(letter excerpt 2/2019)
The book I am starting on is tentatively called “Occult Semiotics” and will follow in the footsteps of academic interpretations of the occult such as that of literary critic Owen Barfield, who tried to give Steiner a fair hearing in the academia of his day. My purpose is a bit different. Rather than trying to make the spiritualists of Steiner’s era more palatable to modern liberal values, whether they be of the liberal Christians Barfield was speaking to, or the multicultural parents of Waldorf school children today, I am driven by practical necessity to follow through with the radical critique of Enlightenment science that they were on to. I admit that much of Theosophy can be seen as an outgrowth of the European Enlightenment, as Joscelyn Godwin has detailed, with some of the spiritualists of the time much easier to align with those trends, especially when politics made it valuable to adopt a progressive spiritualism as Godwin points out about the Bengali Renaissance spiritualists like Aurobindo. (Gurdjieff is an especially strange example of modernist spiritualism using the mechanistic metaphors of Enlightenment science rather than the progressivism).
Barfield definitely sees Steiner as the culmination of the Romantic movement, but as a literary scholar, he does not pick up any of threads of Romantic science Steiner was working with. After the wars most of those threads of holistic science, tied as many briefly were to the Nazis, changed form or went underground. Postmodernism picks up some of the spirit however. I think it owes much more to threads Heidegger picked up from German biologists like Uexkull and his notion of the umwelt than is usually admitted. (Umwelt has become a more explicit and important concept in contemporary semiotics). The scientific turn in postmodernism definitely fuels some of my formal context, but the content of my work is much more centered on the concepts developed in quantum biology, systems theory, complexity theory, and the alternative physics in the scientific underground. The physics has been the most underground expression for various reasons while the more benign philosophical and psychological aspects of Romantic science and vitalism became much of the counterculture spirituality. My practical motivation is helping people discern truth in the counterculture, which amounts to a lot of detailed judgments on the quality of many psychological and biological paradigms, practices and technologies. With a more radical semiotic approach it is easier to help people wade through the jungle of truth claims without needing to accept or reject anything on any foundational terms.

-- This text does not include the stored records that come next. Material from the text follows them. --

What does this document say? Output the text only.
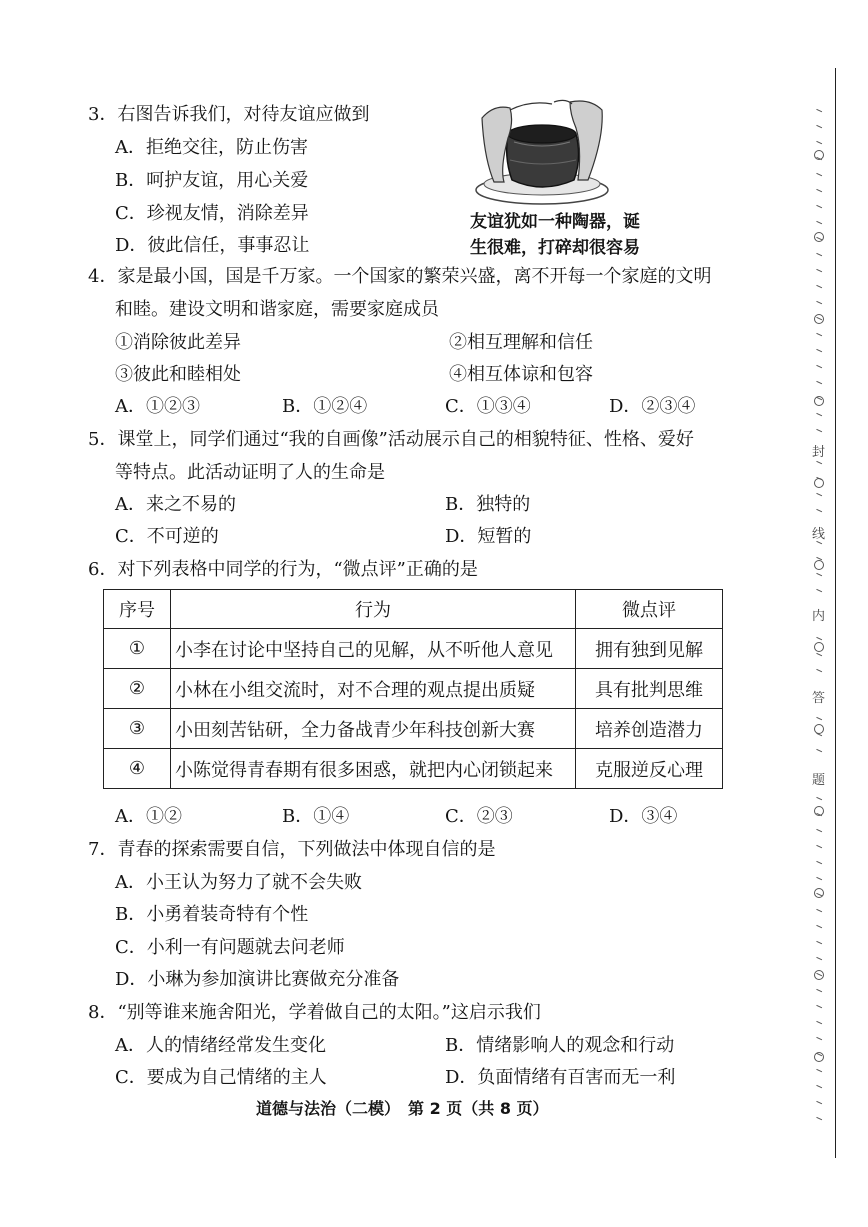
3．右图告诉我们，对待友谊应做到
A．拒绝交往，防止伤害
B．呵护友谊，用心关爱
C．珍视友情，消除差异
D．彼此信任，事事忍让
友谊犹如一种陶器，诞
生很难，打碎却很容易
4．家是最小国，国是千万家。一个国家的繁荣兴盛，离不开每一个家庭的文明
和睦。建设文明和谐家庭，需要家庭成员
①消除彼此差异	②相互理解和信任
③彼此和睦相处	④相互体谅和包容
A．①②③	B．①②④	C．①③④	D．②③④
5．课堂上，同学们通过“我的自画像”活动展示自己的相貌特征、性格、爱好
等特点。此活动证明了人的生命是
A．来之不易的	B．独特的
C．不可逆的	D．短暂的
6．对下列表格中同学的行为，“微点评”正确的是
序号	行为	微点评
①	小李在讨论中坚持自己的见解，从不听他人意见	拥有独到见解
②	小林在小组交流时，对不合理的观点提出质疑	具有批判思维
③	小田刻苦钻研，全力备战青少年科技创新大赛	培养创造潜力
④	小陈觉得青春期有很多困惑，就把内心闭锁起来	克服逆反心理
A．①②	B．①④	C．②③	D．③④
7．青春的探索需要自信，下列做法中体现自信的是
A．小王认为努力了就不会失败
B．小勇着装奇特有个性
C．小利一有问题就去问老师
D．小琳为参加演讲比赛做充分准备
8．“别等谁来施舍阳光，学着做自己的太阳。”这启示我们
A．人的情绪经常发生变化	B．情绪影响人的观念和行动
C．要成为自己情绪的主人	D．负面情绪有百害而无一利
道德与法治（二模）　第 2 页（共 8 页）
封
线
内
答
题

For instance I too was put off, as many are, by Steiner’s Euro and Christ centric vision. And most academics can’t even begin to understand the esoteric culture of the last 50 years, which increasingly is making Steiner’s most bizarre ideas seem tame. But freed from the literalism and nominalism that most of academia tacitly assumes, there isn’t that much difference between the Christ of Steiner and the Christ of a materialist Hegelian like Zizek. People assume, perhaps rightly, that Zizek is being metaphorical and Steiner literal in their respective embraces of Christ. But as Barfield points out, our notion of literal is very different than the meaning of the word in the middle ages. Steiner is, to his detriment, too ambiguous on this point, though he benefits greatly from a more semiotic reading. More importantly, I find it easier to interpret the contemporary world without ignoring the evolution of its mythos and spirituality, which is what is usually done by thinkers because much of it, if taken in the modern sense of “literally”, seems silly or bizarre. While the essay I linked to above, looks mostly at popular culture myth, I am more interested in the New Age mythos, which is rapidly evolving and becoming more politically relevant. But it is seldom taken seriously, which continues to push it to the margins and the political right. I appreciate when people like Richard Thompson have shown how much UFO narratives have in common with the stories in the Puranas and Mahabharata. But I am trying to reconstruct a more scientific and cosmological justification for the occult and a basis for evaluation that is contextual, interdisciplinary and practical rather than being either foundational or “judgmental”. Anyway, that’s a sketch of some of my work.